You name it, Jim Misener studied it en route to a bachelor’s degree with high honors from the College of LAS in the early '90s.

“By graduation, I had studied multiple languages, taken as much coursework in Art History as in English and left wanting to complete another degree in History and Philosophy,” he says. ”I remember that all of my professors were great supporters of an interdisciplinary approach to exploration and problem-solving, which continues to guide me and to shape my work and my creative roaming today.”

Today, Misener is principal and president of Chicago-based 50,000feet, a global brand consultancy and creative agency.

He made it here thanks in no small part to a pair of of particularly influential UI professors — Robert Parker and Amanda Anderson.

“Their ability to combine a rigorous and disciplined approach to inquiry and understanding with an ability to explore, discover and celebrate the imaginative expanse of humankind continues to influence me today,” says the former James Scholar and English major.

“They, like all of the faculty during my time, were incredibly generous — and nice.
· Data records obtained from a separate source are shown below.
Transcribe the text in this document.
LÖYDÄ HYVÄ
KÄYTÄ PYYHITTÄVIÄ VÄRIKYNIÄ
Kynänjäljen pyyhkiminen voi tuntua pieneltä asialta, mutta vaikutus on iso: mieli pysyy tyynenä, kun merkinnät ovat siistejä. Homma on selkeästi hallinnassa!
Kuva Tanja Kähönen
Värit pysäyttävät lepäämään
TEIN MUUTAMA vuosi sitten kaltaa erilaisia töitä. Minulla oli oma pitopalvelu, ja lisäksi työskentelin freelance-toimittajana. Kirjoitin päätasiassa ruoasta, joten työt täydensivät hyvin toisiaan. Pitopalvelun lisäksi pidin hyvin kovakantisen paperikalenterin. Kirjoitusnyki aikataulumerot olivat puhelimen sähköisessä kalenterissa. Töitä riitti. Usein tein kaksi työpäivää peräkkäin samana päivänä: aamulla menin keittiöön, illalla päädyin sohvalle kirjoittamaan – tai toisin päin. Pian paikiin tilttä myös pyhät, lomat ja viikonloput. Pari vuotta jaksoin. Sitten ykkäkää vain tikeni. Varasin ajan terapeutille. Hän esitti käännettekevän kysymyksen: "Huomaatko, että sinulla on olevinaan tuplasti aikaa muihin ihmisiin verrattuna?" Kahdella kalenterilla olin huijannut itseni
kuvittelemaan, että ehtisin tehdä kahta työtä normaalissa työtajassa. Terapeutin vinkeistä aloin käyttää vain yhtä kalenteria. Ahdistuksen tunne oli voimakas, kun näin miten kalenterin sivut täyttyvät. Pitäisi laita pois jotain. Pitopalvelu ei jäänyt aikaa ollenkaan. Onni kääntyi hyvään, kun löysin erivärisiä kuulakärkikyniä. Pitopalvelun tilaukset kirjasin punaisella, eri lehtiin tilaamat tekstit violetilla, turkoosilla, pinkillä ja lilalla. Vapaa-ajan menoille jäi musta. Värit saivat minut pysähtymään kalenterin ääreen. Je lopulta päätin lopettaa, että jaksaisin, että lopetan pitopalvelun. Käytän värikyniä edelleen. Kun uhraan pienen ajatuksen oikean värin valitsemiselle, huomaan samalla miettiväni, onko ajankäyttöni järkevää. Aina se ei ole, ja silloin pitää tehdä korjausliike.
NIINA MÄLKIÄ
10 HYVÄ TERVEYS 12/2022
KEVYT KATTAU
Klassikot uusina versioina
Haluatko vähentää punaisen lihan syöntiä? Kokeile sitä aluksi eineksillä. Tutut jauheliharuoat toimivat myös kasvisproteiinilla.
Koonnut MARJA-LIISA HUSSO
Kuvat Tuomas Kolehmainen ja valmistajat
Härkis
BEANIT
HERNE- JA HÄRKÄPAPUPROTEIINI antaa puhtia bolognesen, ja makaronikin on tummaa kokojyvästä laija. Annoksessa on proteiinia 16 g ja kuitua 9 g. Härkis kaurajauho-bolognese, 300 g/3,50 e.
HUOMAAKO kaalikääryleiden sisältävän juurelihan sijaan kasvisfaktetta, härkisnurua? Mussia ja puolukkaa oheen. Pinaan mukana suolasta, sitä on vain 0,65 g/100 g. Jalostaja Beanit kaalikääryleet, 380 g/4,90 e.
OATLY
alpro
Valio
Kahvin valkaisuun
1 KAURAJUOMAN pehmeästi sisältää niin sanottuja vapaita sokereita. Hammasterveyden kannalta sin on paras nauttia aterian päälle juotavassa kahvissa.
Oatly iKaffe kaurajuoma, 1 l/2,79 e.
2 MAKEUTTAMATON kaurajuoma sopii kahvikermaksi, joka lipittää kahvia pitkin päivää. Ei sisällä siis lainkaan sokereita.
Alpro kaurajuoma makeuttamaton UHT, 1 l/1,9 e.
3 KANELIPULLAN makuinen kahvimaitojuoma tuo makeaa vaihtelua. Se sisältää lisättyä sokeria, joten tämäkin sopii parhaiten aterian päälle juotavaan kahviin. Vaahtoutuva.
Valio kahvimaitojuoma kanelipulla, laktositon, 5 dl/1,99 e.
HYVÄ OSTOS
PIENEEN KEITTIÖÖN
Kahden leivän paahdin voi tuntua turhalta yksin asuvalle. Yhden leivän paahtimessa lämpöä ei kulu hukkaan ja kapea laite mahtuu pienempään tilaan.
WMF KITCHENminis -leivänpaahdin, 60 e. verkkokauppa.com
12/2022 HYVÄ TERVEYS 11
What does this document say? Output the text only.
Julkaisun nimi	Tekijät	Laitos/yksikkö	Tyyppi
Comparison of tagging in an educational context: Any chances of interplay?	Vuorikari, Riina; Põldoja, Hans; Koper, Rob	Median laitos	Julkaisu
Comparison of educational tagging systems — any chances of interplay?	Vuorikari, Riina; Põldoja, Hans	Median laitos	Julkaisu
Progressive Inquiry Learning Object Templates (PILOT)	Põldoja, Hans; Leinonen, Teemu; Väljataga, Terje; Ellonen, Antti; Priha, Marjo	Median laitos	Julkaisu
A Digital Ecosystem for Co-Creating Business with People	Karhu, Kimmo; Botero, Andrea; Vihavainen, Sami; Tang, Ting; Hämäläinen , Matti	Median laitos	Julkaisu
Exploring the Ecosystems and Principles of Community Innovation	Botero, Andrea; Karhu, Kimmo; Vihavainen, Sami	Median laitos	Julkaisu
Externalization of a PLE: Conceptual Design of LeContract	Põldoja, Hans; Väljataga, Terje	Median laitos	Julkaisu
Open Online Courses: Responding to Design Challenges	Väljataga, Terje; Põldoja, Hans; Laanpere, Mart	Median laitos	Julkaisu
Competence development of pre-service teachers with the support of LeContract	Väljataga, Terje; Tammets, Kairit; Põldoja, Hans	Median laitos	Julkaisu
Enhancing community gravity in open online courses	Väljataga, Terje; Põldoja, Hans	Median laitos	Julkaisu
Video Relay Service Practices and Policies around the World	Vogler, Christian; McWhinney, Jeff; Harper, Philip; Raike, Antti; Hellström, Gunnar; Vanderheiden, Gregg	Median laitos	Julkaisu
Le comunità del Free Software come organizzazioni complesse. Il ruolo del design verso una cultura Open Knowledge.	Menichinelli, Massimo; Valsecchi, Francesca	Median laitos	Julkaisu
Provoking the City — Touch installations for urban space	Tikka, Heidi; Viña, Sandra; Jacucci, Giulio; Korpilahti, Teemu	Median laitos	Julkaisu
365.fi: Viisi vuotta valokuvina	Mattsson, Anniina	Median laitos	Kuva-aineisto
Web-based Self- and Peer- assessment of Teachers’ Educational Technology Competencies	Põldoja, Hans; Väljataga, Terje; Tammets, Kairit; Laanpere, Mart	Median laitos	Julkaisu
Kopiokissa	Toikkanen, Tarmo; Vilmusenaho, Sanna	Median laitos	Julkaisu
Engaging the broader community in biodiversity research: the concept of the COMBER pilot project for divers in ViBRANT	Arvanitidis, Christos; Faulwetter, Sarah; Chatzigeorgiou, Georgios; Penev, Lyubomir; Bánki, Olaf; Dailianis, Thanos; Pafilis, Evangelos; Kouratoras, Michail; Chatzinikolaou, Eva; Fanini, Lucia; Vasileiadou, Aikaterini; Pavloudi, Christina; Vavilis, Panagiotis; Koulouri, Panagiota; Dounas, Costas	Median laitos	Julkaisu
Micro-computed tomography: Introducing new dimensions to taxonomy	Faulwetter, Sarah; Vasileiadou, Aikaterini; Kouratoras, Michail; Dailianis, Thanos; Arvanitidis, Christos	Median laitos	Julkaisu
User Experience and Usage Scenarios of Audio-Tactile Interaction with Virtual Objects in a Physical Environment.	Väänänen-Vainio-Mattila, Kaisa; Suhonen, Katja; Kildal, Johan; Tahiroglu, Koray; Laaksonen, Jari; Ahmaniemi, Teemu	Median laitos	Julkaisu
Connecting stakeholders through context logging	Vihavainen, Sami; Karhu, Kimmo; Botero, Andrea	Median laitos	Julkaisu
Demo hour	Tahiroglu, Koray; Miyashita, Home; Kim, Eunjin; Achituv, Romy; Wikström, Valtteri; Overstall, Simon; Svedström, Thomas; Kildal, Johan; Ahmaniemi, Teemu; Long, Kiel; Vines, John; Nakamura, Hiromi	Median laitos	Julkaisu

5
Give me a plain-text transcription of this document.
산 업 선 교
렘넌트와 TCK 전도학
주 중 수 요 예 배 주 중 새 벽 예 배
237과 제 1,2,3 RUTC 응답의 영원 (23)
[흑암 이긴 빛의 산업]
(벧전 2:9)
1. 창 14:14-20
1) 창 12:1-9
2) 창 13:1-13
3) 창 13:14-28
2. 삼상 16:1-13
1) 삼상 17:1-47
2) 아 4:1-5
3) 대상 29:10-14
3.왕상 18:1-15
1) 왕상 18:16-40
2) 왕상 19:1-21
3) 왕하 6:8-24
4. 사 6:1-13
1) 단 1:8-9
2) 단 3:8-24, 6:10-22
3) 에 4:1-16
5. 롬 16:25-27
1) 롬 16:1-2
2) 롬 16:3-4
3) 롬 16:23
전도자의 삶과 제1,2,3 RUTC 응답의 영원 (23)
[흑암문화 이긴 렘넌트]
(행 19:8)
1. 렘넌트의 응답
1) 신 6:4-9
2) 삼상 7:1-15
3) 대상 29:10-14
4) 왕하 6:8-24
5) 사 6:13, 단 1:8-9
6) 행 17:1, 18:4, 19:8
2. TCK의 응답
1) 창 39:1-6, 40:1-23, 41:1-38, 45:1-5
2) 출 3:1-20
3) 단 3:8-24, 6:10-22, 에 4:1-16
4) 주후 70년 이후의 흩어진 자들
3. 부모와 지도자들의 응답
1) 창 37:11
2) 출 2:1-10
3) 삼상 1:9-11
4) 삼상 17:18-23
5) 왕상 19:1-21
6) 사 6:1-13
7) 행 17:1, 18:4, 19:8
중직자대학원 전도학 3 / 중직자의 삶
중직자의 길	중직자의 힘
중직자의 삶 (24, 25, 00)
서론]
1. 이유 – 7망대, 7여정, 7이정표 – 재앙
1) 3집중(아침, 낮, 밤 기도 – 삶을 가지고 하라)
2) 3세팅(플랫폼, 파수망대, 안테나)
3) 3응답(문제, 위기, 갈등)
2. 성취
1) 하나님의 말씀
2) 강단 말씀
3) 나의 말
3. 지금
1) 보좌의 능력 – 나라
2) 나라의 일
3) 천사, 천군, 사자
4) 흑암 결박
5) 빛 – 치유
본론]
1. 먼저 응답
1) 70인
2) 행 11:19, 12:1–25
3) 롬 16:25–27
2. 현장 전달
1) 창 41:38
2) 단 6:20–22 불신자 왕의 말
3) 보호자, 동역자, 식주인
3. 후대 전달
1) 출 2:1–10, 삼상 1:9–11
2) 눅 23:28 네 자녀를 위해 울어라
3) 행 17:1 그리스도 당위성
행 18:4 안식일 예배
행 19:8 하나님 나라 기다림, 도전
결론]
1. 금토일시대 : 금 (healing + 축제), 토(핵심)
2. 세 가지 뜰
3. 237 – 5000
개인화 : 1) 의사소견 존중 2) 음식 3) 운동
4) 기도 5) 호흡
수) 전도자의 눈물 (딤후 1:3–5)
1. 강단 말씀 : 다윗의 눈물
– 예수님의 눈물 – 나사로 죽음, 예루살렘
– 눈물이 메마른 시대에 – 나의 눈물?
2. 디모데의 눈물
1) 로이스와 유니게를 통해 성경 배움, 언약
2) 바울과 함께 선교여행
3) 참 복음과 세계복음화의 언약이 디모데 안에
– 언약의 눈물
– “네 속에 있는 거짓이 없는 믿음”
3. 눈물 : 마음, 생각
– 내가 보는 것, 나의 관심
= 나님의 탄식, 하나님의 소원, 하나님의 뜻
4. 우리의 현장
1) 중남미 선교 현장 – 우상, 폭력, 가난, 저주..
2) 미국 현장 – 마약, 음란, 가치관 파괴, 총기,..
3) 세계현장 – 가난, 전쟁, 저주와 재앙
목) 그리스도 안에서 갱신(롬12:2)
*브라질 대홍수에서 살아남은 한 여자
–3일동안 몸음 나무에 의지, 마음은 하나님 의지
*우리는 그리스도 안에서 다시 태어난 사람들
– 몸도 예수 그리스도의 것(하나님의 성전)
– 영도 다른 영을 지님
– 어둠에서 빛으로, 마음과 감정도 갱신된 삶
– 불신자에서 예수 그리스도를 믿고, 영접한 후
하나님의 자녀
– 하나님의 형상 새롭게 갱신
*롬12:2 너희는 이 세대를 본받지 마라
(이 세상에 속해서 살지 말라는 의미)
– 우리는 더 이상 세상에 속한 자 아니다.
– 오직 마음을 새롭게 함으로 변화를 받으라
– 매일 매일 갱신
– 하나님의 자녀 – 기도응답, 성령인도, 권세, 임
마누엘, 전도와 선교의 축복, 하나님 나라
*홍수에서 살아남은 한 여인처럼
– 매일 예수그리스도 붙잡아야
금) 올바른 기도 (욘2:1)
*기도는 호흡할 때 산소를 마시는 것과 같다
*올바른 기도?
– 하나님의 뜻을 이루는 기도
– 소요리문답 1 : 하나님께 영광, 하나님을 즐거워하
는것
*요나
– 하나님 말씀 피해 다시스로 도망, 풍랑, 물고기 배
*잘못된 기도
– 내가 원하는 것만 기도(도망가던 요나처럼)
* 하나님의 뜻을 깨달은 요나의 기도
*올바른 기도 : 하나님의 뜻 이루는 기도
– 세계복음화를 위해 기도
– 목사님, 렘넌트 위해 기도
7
While coursework was challenging, classes were energizing, inspiring and fun. Alongside learning what was outlined in the syllabus, my years there reinforced my feelings of accomplishment and my joy in the hard work spent on projects and programs about which I was passionate and in which believed.

“Illinois also taught me how to integrate and apply the lessons of history, psychology, linguistics, the social sciences and the larger survey of the arts to understand a body of work.

"A lesson that I took from many of my courses is that gaining a breadth of knowledge can lead to a depth of understanding in any given project at hand or field of study. In short, it often helps to go wide, then deep for a richer and more rewarding perspective.

“Being a student of literature and, more broadly, of the liberal arts and sciences, taught me to read, interpret and respond not only to the explicit but also to the implicit in any given situation. You learn to listen to what is said and unsaid and then to combine these to develop an understanding of a challenge or an opportunity; to draw conclusions and make decisions; and then to make a plan and to move forward.

“This approach taught me to see with all of my eyes — to marry the strengths of our minds with those of our hearts in order to make new connections and to forge new ideas.”

Looking back now, Misener appreciates one aspect of Champaign-Urbana that the major metro he’s called home since can’t match.

“I took for granted that the campus made it so easy to walk anywhere — and everywhere,” he says. “It was incredible to be able to live along the leafy, sleepy streets of Urbana, to walk to classes along the Quad and then to venture out to areas of the campus to spend the day studying with friends, to work or to explore.

“I remember studying in the quiet and cavernous rooms in the graduate library and being inspired by the sense of history of the place. I would walk back home at night with friends to read, study and spend time with friends until we feel asleep.”